The Terrorism Analysis Forum, which analyzes terrorism trends in Africa, has expressed concern that “many S.A.D.C. countries don’t understand” the complexities in Cabo Delgado fully. “Without proper Intelligence...any force deployed to combat militants in Mozambique is bound to lose,” the T.A.F. wrote on Twitter on July 5.

And the presence of multiple military missions will likely lead to conflicting priorities and friction at the command level, hindering the overall effectiveness of regional assistance, Mr. Raymakers said in an emailed statement.

Father Maquia also suggested that it is “unwise at the moment” for Mozambique to work with regional or international troops to end its crisis.

Father Maquia also suggested that it is “unwise at the moment” for Mozambique to work with regional or international troops to end its crisis, instead noting an initiative by neighboring Tanzania to broker peace talks between the government of Mozambique and Ansar al-Sunna.

“Tanzania’s initiative, through the Foreign Minister, Liberata Mulamula, in offering herself to mediate the conflict between the Mozambican Government and the terrorists fighting in Cabo Delgado would be a significant step towards reaching consensus and seeking to find the reasons for insurgency,” Father Maquia said. He said that economic inequality and government neglect of social and economic development in Cabo Delgado are the main factors giving rise to the insurgency.

Fatima Suleman is among those internally displaced from Cabo Delgado who are hopeful that a lasting solution can be brokered to end the crisis.

“I had eight children, the eighth died along with his father; now I remain with seven. My husband, my son and my sister-in-law’s son died. That’s a total of three that I lost,” Suleman said in an interview with the Red Cross.

Virgilio Domingos, S.J., country representative for the newly established Jesuit Province of Southern Africa, is concerned that “more than half of the displaced people from Cabo Delgado are children, and they are living in deplorable” conditions. Worse still, they “do not know the whereabouts” of their parents after escaping attacks.

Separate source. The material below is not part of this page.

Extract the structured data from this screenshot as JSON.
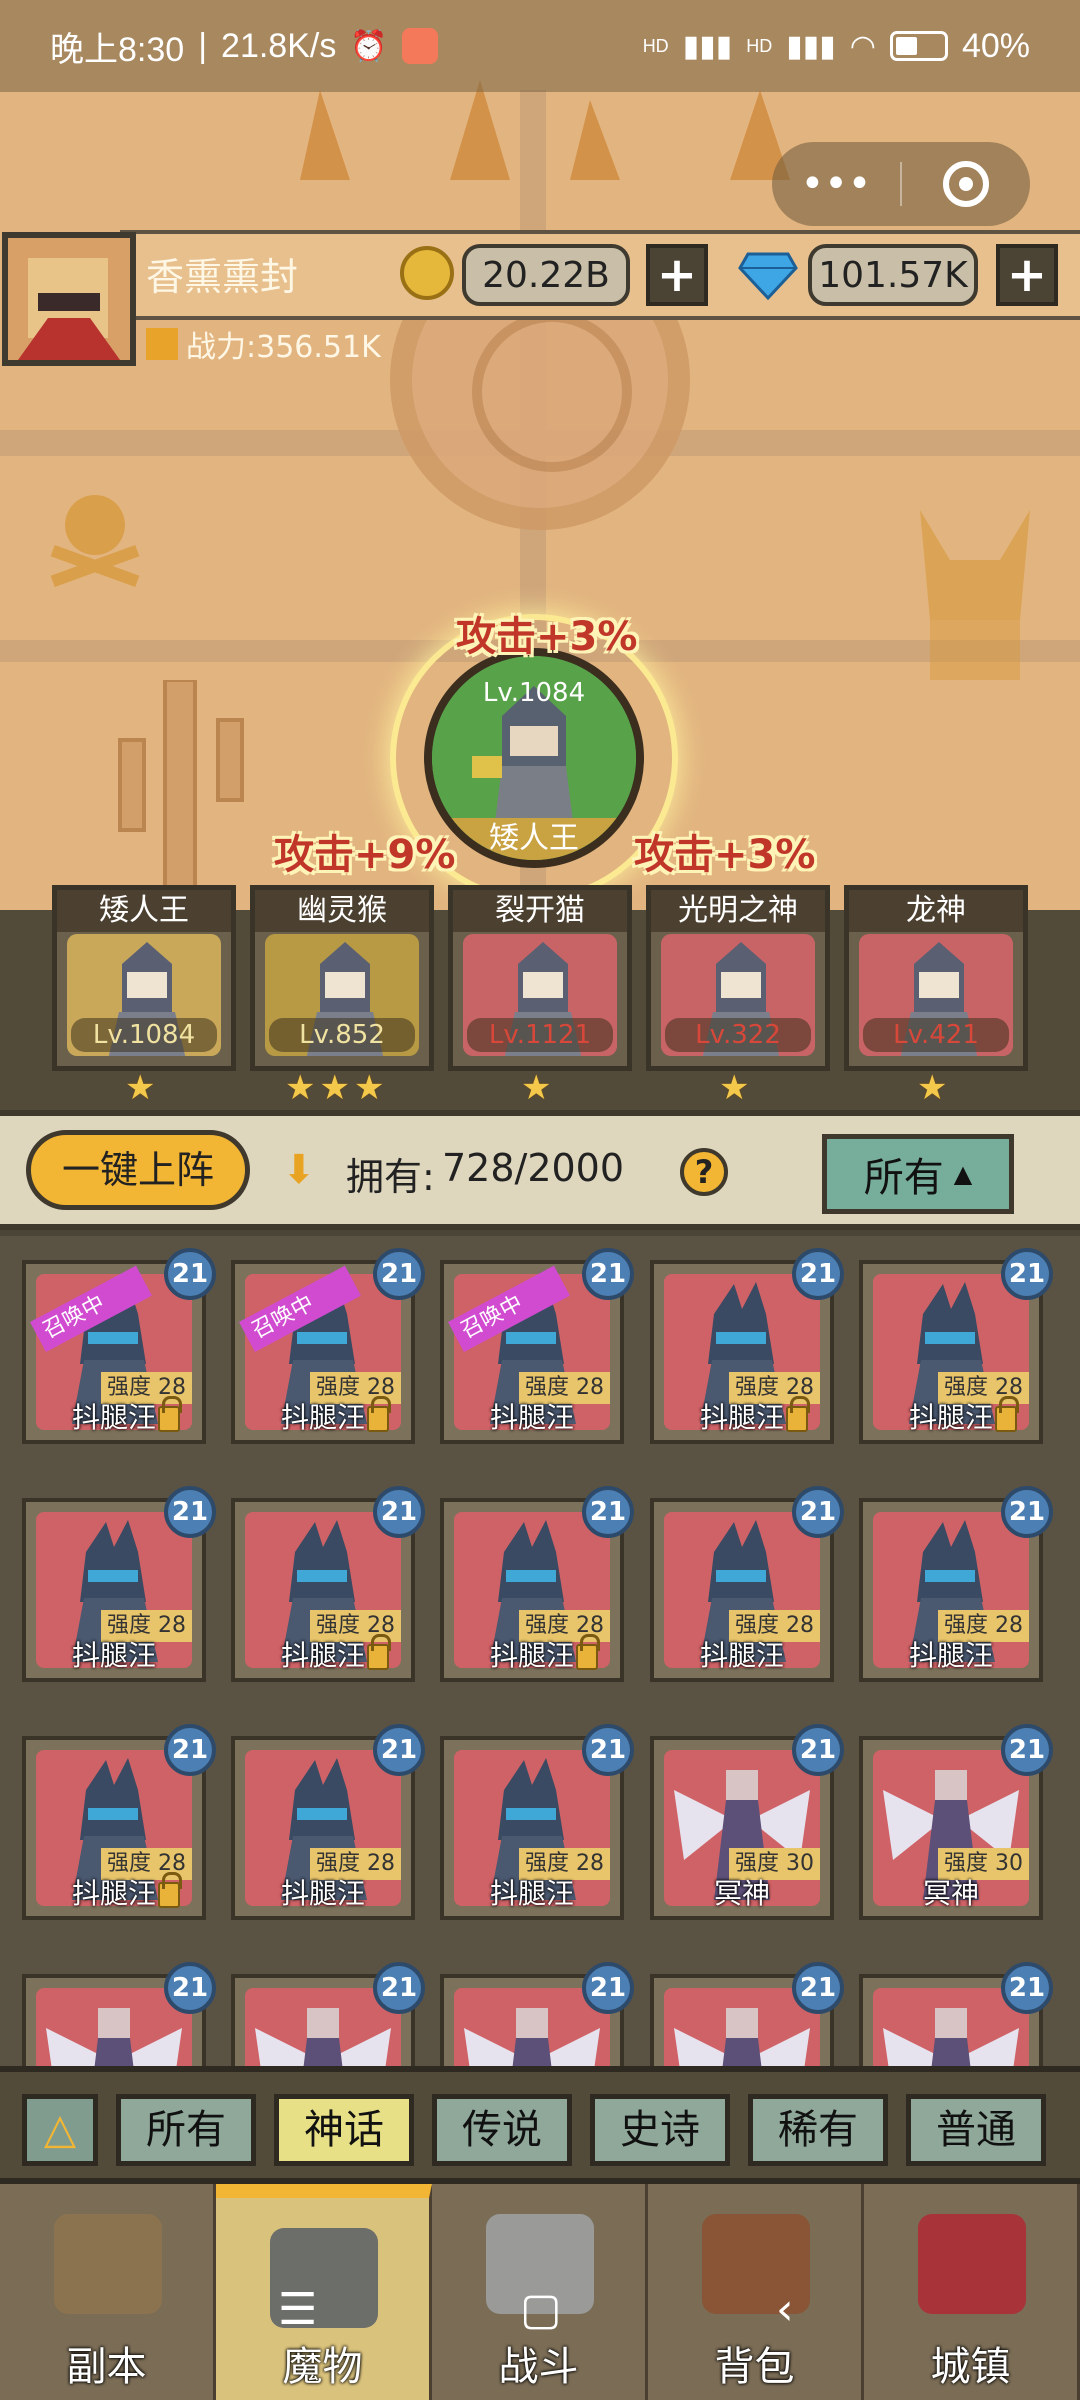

“The terrorists’ attacks in Cabo Delgado are tearing family members apart and creating trauma in children. Some of them have witnessed the mutilation and the killing of their parents,” he said.

Although he supports the S.A.D.C. deployment, Father Domingos believes that it will be “long way to go before [the mission] begins any activity” against the insurgency in Cabo Delgado.

“Mozambique expects a technical, logistic assistance and not necessarily soldiers fighting on the ground,” Father Domingos said. “The country needs all kinds of help.” He said he prefers to see more military support for the Mozambican army, similar to the European Union’s recent decision to set up a training mission to help the army counter the insurgency.